There is also the negative that the HAR files will probably provide *too
much* data, but we could probably prune the files before archiving them
or as a stage before total deletion.

While spending some time implementing these things, I have been playing
with a faked alexa experiment, and I think the HAR format, or atleast
something that allows for multiple entries per experiment results set is
necessary for all our experiments (even static file).

I'll get back to you regarding these data formats in future when I have
time to actually look at what the other experiments need (I've mainly
focused on alexa & static downloading this far)
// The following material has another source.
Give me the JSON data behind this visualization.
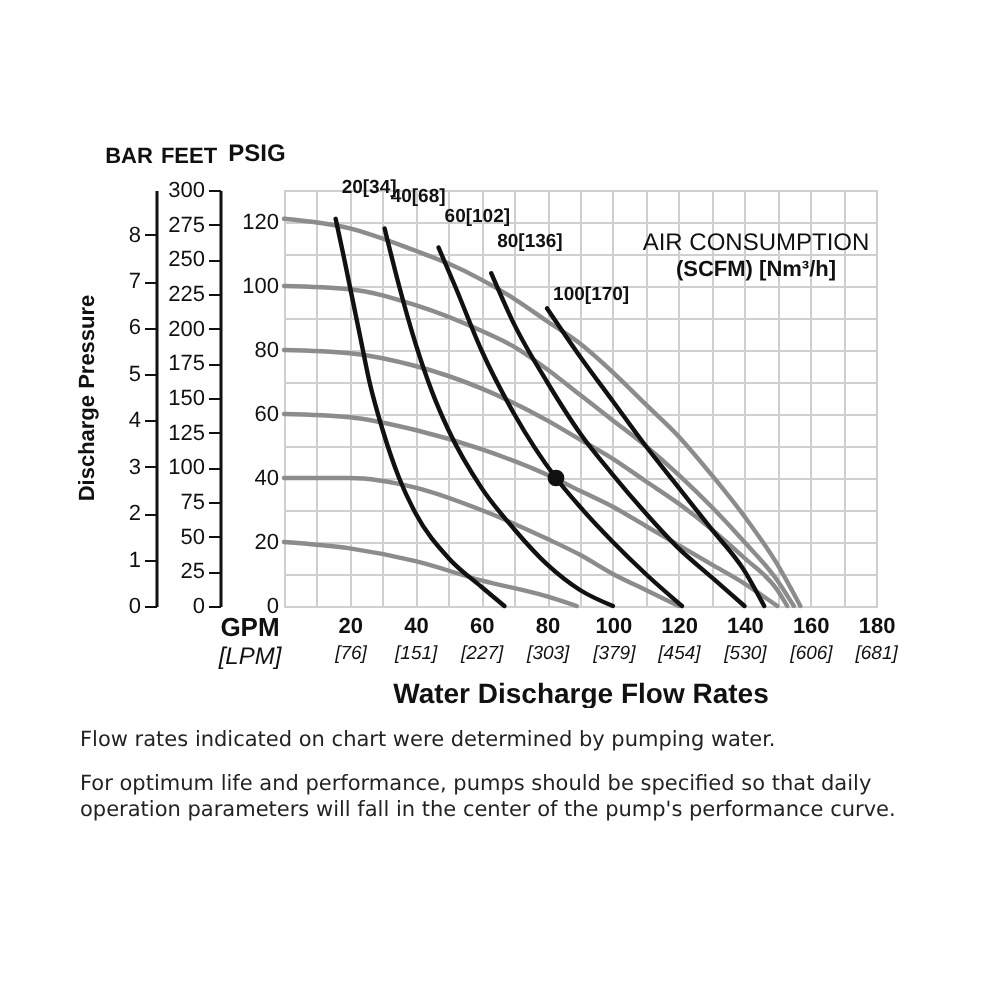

>> I think the magically detect and run part can definitely be left for
>> future, but installation should still be this easy.
>>
>> Surely it's just as easy to implement detecting new experiments on
>> service startup as to implement not doing that. (while still somehow
>> allowing experiments to be added... is this implying hardcoded experiments?)
> 
> I guess experiment types will be hard-coded, but experiment instances
> will be configurable.
> 
>> Also, perhaps you don't want to support this, but how does the patch and
>> merge system work for quick deployments of short lived experiments? (Is
>> there ever such a thing? Karsten?)
> 
> Yes, there might be such a thing as short-lived experiments.  We'd
> probably commit such a patch to a separate branch and decide after the
> experiment if it's worth adding the experiment to the master branch.
> 
>> Or what if someone does develop a neat set of experiments for their own
>> personal use that doesn't really apply to the project as a whole, are we
>> expected to merge them upstream? What if they don't want to share?
> 
> I think we should only merge experiments that are general enough for
> others to run.
> 

This doesn't entirely address my concern. If upstream branches are made
for short lived experiments (rather than just sharing a folder between
people), how do the users install that? (since they would have initially
apt-get installed? not git/svn?)

And my concern around non-general or non-shared experiments skips the
issue, how will they distribute them to whoever needs to run it? Their
own git repo infrastructure? (But of course I agree we should only
upstream general things)

>>> Torperf should help with bootstrapping and shutting down tor, because
>>> that's something that all experiments need.  Locating tor could just be
>>> a question of passing the path to a tor binary to Torperf.  See above
>>> for sequential vs. parallel experiments.
>> Locating Tor should just be settings in 'the Torperf config'.
>> { ... tor_versions: { '0.X.X' => '/Path/to/0/x/x/' } ... }
>>
>> Is there requirement to run the *same* experiment across different Tor
>> versions at the same time (literally parallel) or just to have "I as a
>> user set this up to run for X,Y,Z versions and ran it one time and got
>> all my results."?
> 
> You would typically not run an experiment a single time, but set it up
> to run for a few days.  And you'd probably set up parallel experiments
> to start with a short time offset.  (Not sure if this answers your
> question.)
> 
I messed up the question with that single word, I'll address this below.
I meant 'ran torperf once' and 'got my results periodically as the
schedule defines'

>> I think this is what Sathya is saying with:
>>> We could just run a torperf test against a particular tor version, 
>>> once that's completed, we can run against another tor version and so on.
>> i.e. for each experiment, there's only one instance of Tor allocated for
>> it at any time, and it does it's versioned runs sequentially.
> 
> For each experiment there's one tor instance running a given version.
> You wouldn't stop, downgrade/upgrade, and restart the tor instance while
> the experiment is running.  If you want to run an experiment on
> different tor versions, you'd start multiple experiments.  For example:
> 
> 1. download 50KiB static file, use tor 0.2.3.x on socks port 9001, start
> every five minutes starting at :01 of the hour.
> 
> 2. download 50KiB static file, use tor 0.2.4.x on socks port 9002, start
> every five minutes starting at :02 of the hour.
> 
> 3. download 50KiB static file, use tor 0.2.5.x on socks port 9003, start
> every five minutes starting at :03 of the hour.
> 
I don't think it's a good idea to have to define such specificity for
humans. They should be able to just define the 50kb (and probably more
file sizes) with an five minute interval for versions x, y, z. (I also
don't think the user should define the socks port to use, but that's a
minor detail.)

I think you've answered my question here though. I'll summarise below!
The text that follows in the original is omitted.